Investir dans ce que les pauvres veulent vraiment : une réponse à Bill et Melinda Gates

Fondation Bill et Melinda Gates FEMM Natural Womanhood Fertility Awareness (sensibilisation à la fertilité)
Femmes sénégalaises

Dans un article paru en 2017 dans la revue Wall Street Journal (paywall), Bill et Melinda Gates ont fait part de leur soutien à la poursuite des investissements dans le domaine de la santé comme moyen de réduire la pauvreté dans les pays en développement. Ils considèrent comme une préoccupation majeure la recommandation budgétaire du président de cesser de financer la contraception, même si le Congrès continuera probablement à financer la contraception. L'essai sensibilise à l'aide indispensable apportée à certains des pays les plus pauvres du monde, mais passe à côté de ce dont les femmes et les familles de ces pays ont réellement besoin et de ce qu'elles souhaitent.

Pourquoi les femmes sénégalaises ne sont-elles pas plus nombreuses à utiliser des contraceptifs ?

Les Gates présentent les efforts déployés pour améliorer l'accès à la contraception et la sensibilisation au Sénégal comme un exemple de réussite en matière d'aide étrangère. Le gouvernement sénégalais a clairement fait de la fourniture de contraceptifs une priorité, mais il n'est pas du tout certain que les femmes sénégalaises soient d'accord. Selon l'article, seulement 10% des femmes en âge de procréer au Sénégal prenaient un moyen de contraception en 2011. Pourtant, malgré une "campagne massive de sensibilisation" et une réduction drastique des pénuries, cinq ans plus tard, le nombre de femmes utilisant des contraceptifs n'est toujours que de 15% (décrit dans l'article comme un pourcentage d'augmentation de "plus de la moitié").

L'article indique que les choix des femmes sont limités par des facteurs culturels, ce qui peut être en partie le cas. Mais il existe également de bonnes preuves que la "culture" n'explique pas tout. A 2016 rapport publié par l'Institut Guttmacher, un fervent partisan de l'augmentation de l'utilisation de la contraception, a révélé que la plupart des femmes des pays d'Afrique subsaharienne étudiés connaissaient les contraceptifs et pouvaient y avoir accès (p. 28). Le rapport se présente comme une réponse aux "besoins non satisfaits en matière de contraception", un chiffre calculé en fonction du nombre de femmes fertiles qui sont sexuellement actives, souhaitent retarder une grossesse, mais n'utilisent pas de "méthodes modernes de contraception". Ce chiffre est souvent utilisé pour justifier l'augmentation des fonds destinés à améliorer l'accès à la contraception.

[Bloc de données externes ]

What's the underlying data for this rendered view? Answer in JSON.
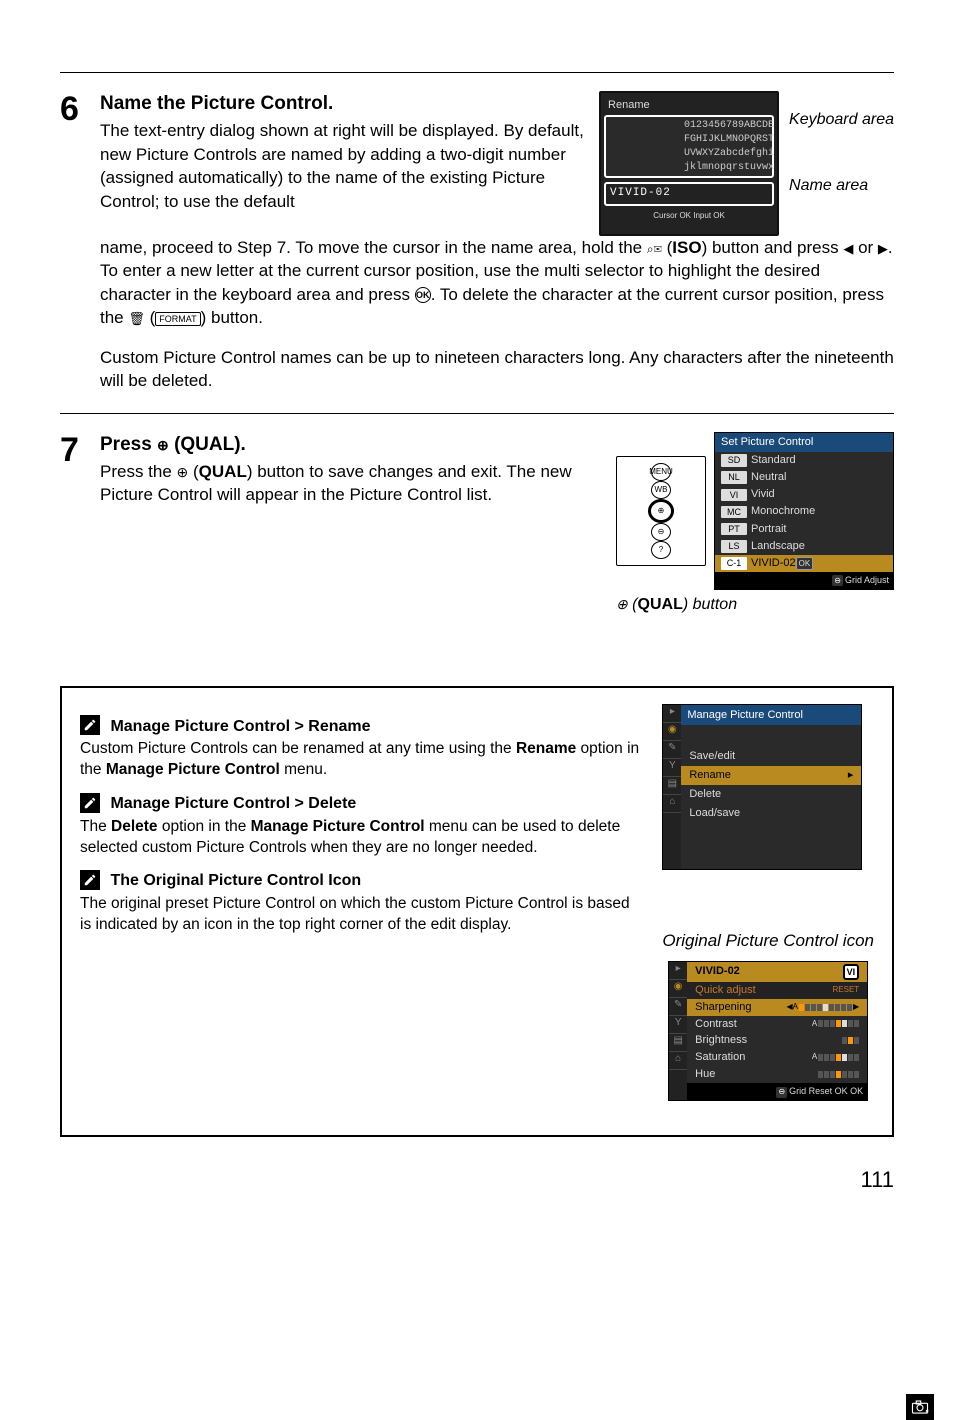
{
  "step6": {
    "number": "6",
    "title": "Name the Picture Control.",
    "para1a": "The text-entry dialog shown at right will be displayed.  By default, new Picture Controls are named by adding a two-digit number (assigned automatically) to the name of the existing Picture Control; to use the default ",
    "para1b": "name, proceed to Step 7.  To move the cursor in the name area, hold the ",
    "iso_label": "ISO",
    "para1c": ") button and press ",
    "para1d": " or ",
    "para1e": ".  To enter a new letter at the current cursor position, use the multi selector to highlight the desired character in the keyboard area and press ",
    "ok_symbol": "OK",
    "para1f": ".  To delete the character at the current cursor position, press the ",
    "format_label": "FORMAT",
    "para1g": ") button.",
    "para2": "Custom Picture Control names can be up to nineteen characters long.  Any characters after the nineteenth will be deleted.",
    "keyboard": {
      "screen_title": "Rename",
      "row1": "0123456789ABCDE",
      "row2": "FGHIJKLMNOPQRST",
      "row3": "UVWXYZabcdefghi",
      "row4": "jklmnopqrstuvwx",
      "name_value": "VIVID-02",
      "footer": "Cursor   OK Input    OK",
      "label_keyboard": "Keyboard area",
      "label_name": "Name area"
    }
  },
  "step7": {
    "number": "7",
    "title_prefix": "Press ",
    "title_qual": "QUAL",
    "title_suffix": ".",
    "body_a": "Press the ",
    "body_b": " (",
    "body_c": ") button to save changes and exit.  The new Picture Control will appear in the Picture Control list.",
    "qual_label": "QUAL",
    "btn_caption_prefix": " (",
    "btn_caption_bold": "QUAL",
    "btn_caption_suffix": ") button",
    "spc": {
      "header": "Set Picture Control",
      "items": [
        {
          "badge": "SD",
          "label": "Standard"
        },
        {
          "badge": "NL",
          "label": "Neutral"
        },
        {
          "badge": "VI",
          "label": "Vivid"
        },
        {
          "badge": "MC",
          "label": "Monochrome"
        },
        {
          "badge": "PT",
          "label": "Portrait"
        },
        {
          "badge": "LS",
          "label": "Landscape"
        },
        {
          "badge": "C-1",
          "label": "VIVID-02"
        }
      ],
      "ok": "OK",
      "footer": "Grid    Adjust"
    }
  },
  "info": {
    "h1_prefix": "Manage Picture Control",
    "gt": " > ",
    "h1_tail": "Rename",
    "p1a": "Custom Picture Controls can be renamed at any time using the ",
    "p1b": "Rename",
    "p1c": " option in the ",
    "p1d": "Manage Picture Control",
    "p1e": " menu.",
    "h2_prefix": "Manage Picture Control",
    "h2_tail": "Delete",
    "p2a": "The ",
    "p2b": "Delete",
    "p2c": " option in the ",
    "p2d": "Manage Picture Control",
    "p2e": " menu can be used to delete selected custom Picture Controls when they are no longer needed.",
    "h3": "The Original Picture Control Icon",
    "p3": "The original preset Picture Control on which the custom Picture Control is based is indicated by an icon in the top right corner of the edit display.",
    "mpc": {
      "header": "Manage Picture Control",
      "items": [
        "Save/edit",
        "Rename",
        "Delete",
        "Load/save"
      ]
    },
    "orig_label": "Original Picture Control icon",
    "vivid": {
      "header": "VIVID-02",
      "corner_badge": "VI",
      "rows": [
        {
          "label": "Quick adjust",
          "type": "qk"
        },
        {
          "label": "Sharpening",
          "type": "hl"
        },
        {
          "label": "Contrast",
          "type": ""
        },
        {
          "label": "Brightness",
          "type": ""
        },
        {
          "label": "Saturation",
          "type": ""
        },
        {
          "label": "Hue",
          "type": ""
        }
      ],
      "qk_reset": "RESET",
      "footer": "Grid    Reset   OK OK"
    }
  },
  "page_number": "111"
}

Pourtant, la plupart des femmes interrogées avaient des raisons que l'augmentation de l'accès ne résoudra pas. Il s'agit notamment de rapports sexuels peu fréquents, de l'absence de retour à la fécondité après une grossesse et de la sous-fécondité (p. 35). Un quart des femmes mariées ont également cité des objections personnelles à l'utilisation de contraceptifs, et parmi ces femmes, trois sur cinq ont déclaré qu'elles s'opposaient personnellement à l'utilisation de contraceptifs (id.). Parmi les femmes célibataires, très peu ont cité le coût ou le manque de sensibilisation pour expliquer la non-utilisation, mais plus d'un quart des femmes célibataires des pays africains étudiés ont déclaré qu'elles étaient préoccupées par les effets secondaires, les risques pour la santé ou les inconvénients (p. 37). Ces chiffres se retrouvent plus ou moins dans d'autres pays en développement, où de nombreuses femmes abandonnent ou changent de méthode contraceptive en raison des effets secondaires.

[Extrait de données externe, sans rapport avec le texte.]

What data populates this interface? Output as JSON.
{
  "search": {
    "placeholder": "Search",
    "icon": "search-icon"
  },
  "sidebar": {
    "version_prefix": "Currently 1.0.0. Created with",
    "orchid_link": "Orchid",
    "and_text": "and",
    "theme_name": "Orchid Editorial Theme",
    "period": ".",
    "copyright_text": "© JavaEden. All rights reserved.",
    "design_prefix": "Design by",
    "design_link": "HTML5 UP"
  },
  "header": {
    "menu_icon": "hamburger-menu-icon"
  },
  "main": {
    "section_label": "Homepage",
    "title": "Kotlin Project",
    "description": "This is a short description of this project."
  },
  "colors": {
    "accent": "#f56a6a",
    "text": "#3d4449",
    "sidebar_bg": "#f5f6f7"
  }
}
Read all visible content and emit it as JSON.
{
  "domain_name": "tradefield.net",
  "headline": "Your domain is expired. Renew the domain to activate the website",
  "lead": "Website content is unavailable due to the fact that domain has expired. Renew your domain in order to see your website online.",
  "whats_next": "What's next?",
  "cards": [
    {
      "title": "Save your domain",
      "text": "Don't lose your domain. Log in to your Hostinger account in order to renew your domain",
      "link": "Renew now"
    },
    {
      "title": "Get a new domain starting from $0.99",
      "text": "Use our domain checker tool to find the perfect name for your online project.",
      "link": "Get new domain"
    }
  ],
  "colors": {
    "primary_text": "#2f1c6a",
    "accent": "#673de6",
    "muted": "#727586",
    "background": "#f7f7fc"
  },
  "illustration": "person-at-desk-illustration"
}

Pourquoi disons-nous aux femmes qu'elles se trompent dans leurs choix et leurs priorités ?

Comme l'indique le rapport susmentionné, de nombreuses femmes des pays en développement (comme leurs homologues des pays développés) ont des préoccupations d'ordre sanitaire et éthique. De nombreuses femmes ont subi des effets secondaires dus à l'utilisation de contraceptifs. Les campagnes d'information peuvent répondre à ces préoccupations, mais une information complète sur le fonctionnement des contraceptifs hormonaux peut également soulever de nouvelles questions. En outre, la transposition de notre approche médicamenteuse de la planification familiale dans des pays où l'assistance médicale de base et les options sont rares ne répond pas aux besoins de santé les plus urgents. La prévention de la grossesse n'est qu'un aspect des soins de santé génésique ; un accès parfait à la contraception ne remplace pas la présence d'accoucheuses qualifiées, les soins prénataux ou des cliniques d'accouchement bien équipées.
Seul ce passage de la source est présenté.